Replace the three unconverted calls in the DOENKFONLY_ATM block with explicit declarations. Template expansion uses COM_ATMOS_HISTORY_TMPL='${ROTDIR}/${RUN}.${YMD}/${HH}/${MEMDIR}/model/atmos/history':

# BEFORE (broken):
MEMDIR="ensstat" RUN="enkf${GDUMP}" YMD=${gPDY} HH=${gcyc} \
    declare_from_tmpl -rx COMIN_ATMOS_HISTORY_ENS_STAT_PREV:COM_ATMOS_HISTORY_TMPL
MEMDIR="mem001" RUN="enkf${GDUMP}" YMD=${gPDY} HH=${gcyc} \
    declare_from_tmpl -rx COMIN_ATMOS_HISTORY_ENS_MEM001_PREV:COM_ATMOS_HISTORY_TMPL
RUN="gdas" YMD=${gPDY} HH=${gcyc} \
    declare_from_tmpl -rx COMOUT_ATMOS_HISTORY_DET_PREV:COM_ATMOS_HISTORY_TMPL

# AFTER (fixed):
declare -rx COMIN_ATMOS_HISTORY_ENS_STAT_PREV="${ROTDIR}/enkf${GDUMP}.${gPDY}/${gcyc}/ensstat/model/atmos/history"
declare -rx COMIN_ATMOS_HISTORY_ENS_MEM001_PREV="${ROTDIR}/enkf${GDUMP}.${gPDY}/${gcyc}/mem001/model/atmos/history"
declare -rx COMOUT_ATMOS_HISTORY_DET_PREV="${ROTDIR}/gdas.${gPDY}/${gcyc}/model/atmos/history"

2. Audit ALL Job Cards for Remaining declare_from_tmpl Calls

Run a comprehensive grep across all job cards to ensure no calls remain:

grep -rn 'declare_from_tmpl' dev/job_cards/ dev/jobs/ scripts/ jobs/

3. Add EnKF Test Coverage to PR Validation

The DOENKFONLY_ATM code path was missed because it only activates in enkf-specific test cases.

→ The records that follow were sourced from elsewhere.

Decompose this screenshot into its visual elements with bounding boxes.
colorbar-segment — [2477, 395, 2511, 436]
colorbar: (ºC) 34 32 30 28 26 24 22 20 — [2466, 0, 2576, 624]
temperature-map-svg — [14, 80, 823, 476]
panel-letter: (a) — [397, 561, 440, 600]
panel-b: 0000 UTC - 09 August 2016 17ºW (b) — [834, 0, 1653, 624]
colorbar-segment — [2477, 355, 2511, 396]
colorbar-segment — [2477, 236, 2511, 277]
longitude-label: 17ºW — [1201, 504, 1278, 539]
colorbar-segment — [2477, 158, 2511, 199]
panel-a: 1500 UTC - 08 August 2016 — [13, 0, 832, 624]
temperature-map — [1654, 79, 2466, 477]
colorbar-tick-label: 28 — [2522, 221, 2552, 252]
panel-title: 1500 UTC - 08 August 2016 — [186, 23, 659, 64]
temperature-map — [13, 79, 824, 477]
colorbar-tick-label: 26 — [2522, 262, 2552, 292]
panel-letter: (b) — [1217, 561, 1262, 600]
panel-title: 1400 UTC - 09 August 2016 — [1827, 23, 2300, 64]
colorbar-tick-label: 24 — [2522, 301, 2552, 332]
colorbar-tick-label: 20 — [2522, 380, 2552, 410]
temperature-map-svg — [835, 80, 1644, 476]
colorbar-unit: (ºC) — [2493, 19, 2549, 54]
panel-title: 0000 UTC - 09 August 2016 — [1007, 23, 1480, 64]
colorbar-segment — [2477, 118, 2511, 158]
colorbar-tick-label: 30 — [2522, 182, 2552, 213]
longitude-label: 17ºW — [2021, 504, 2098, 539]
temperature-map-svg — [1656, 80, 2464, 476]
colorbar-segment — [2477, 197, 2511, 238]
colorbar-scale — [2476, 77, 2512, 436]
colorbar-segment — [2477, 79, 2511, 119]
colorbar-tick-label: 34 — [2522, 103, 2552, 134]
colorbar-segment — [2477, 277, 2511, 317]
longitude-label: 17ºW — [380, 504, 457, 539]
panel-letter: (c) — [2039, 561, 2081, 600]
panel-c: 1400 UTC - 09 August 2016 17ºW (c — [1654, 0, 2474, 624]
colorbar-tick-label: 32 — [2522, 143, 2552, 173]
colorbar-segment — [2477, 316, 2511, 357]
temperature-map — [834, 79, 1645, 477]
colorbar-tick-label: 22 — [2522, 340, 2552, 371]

Consider adding a CI check list:

  • Verify all conditional blocks containing declare_from_tmpl are identified pre-merge
  • Run C48_gsienkf_atmDA explicitly for PRs that modify COM declaration infrastructure

4. Address the setpdy.sh Warning

While not fatal, the missing COMROOT/date/t00z generates noise in logs and masks real errors. The CI harness should either:

  • Pre-create the date reference file, or
  • Have setpdy.sh use PDY from the environment directly when the file is missing

MCP Tool Scorecard

# Tool Arguments Return Value Summary Usefulness
1 get_job_details JGDAS_PREP "Not found in dev/jobs/" — rocoto card, not J-Job LOW
2 describe_component ush/declare_from_tmpl Not found (it's a function, not a file) LOW
3 find_callers_callees declare_from_tmpl 0 callers, 0 callees (Neo4j doesn't track shell function defs) LOW
4 search_issues PR 4555 Found PR #4555 "De-template COM declarations" with CI-Ursa-Failed label HIGH
5 get_pull_requests (none) Found PR #4555 details, branch, author, description HIGH
6 trace_execution_path prep.sh Traced call chain: prep.sh → preamble.sh → bash_utils.sh MEDIUM
7 describe_component ush/preamble.sh Confirmed file exists, 5797 bytes LOW
8 describe_component dev/job_cards/rocoto/prep.sh Full content preview with first 50 lines MEDIUM
9 find_dependencies ush/bash_utils.sh Confirmed: preamble.sh IMPORTS bash_utils.sh → jjob_header.sh HIGH

Summary: 9 MCP tool calls — 3 HIGH (33%), 2 MEDIUM (22%), 4 LOW (44%), 0 FAILED. Key value from search_issues and get_pull_requests which immediately identified the PR's intent and failure label.


Related PRs and Issues

# Type Title Relevance
#4555 PR De-template COM declarations This PR — source of the failure
#4522 Issue Remove declare_from_tmpl Resolved by #4555

Environment Details

Property Value
Platform URSA (SST Innovation Center)
Scheduler Slurm (job 9098312 → subtask 3157550)
Commit 733bbf3e
Branch feature/de-template_com
Test Case C48_gsienkf_atmDA
Module Stack 78 modules (spack-stack 1.9.2, oneapi 2024.2.1)
App Config APP=ATM, MODE=cycled, DOENKFONLY_ATM=YES
Analysis Date 2024-02-24 00z cycle
Wall Time 00:00:24 (failed early)

Analysis performed using EIB MCP-RAG GraphRAG toolset (9 tool calls). Report generated February 2026.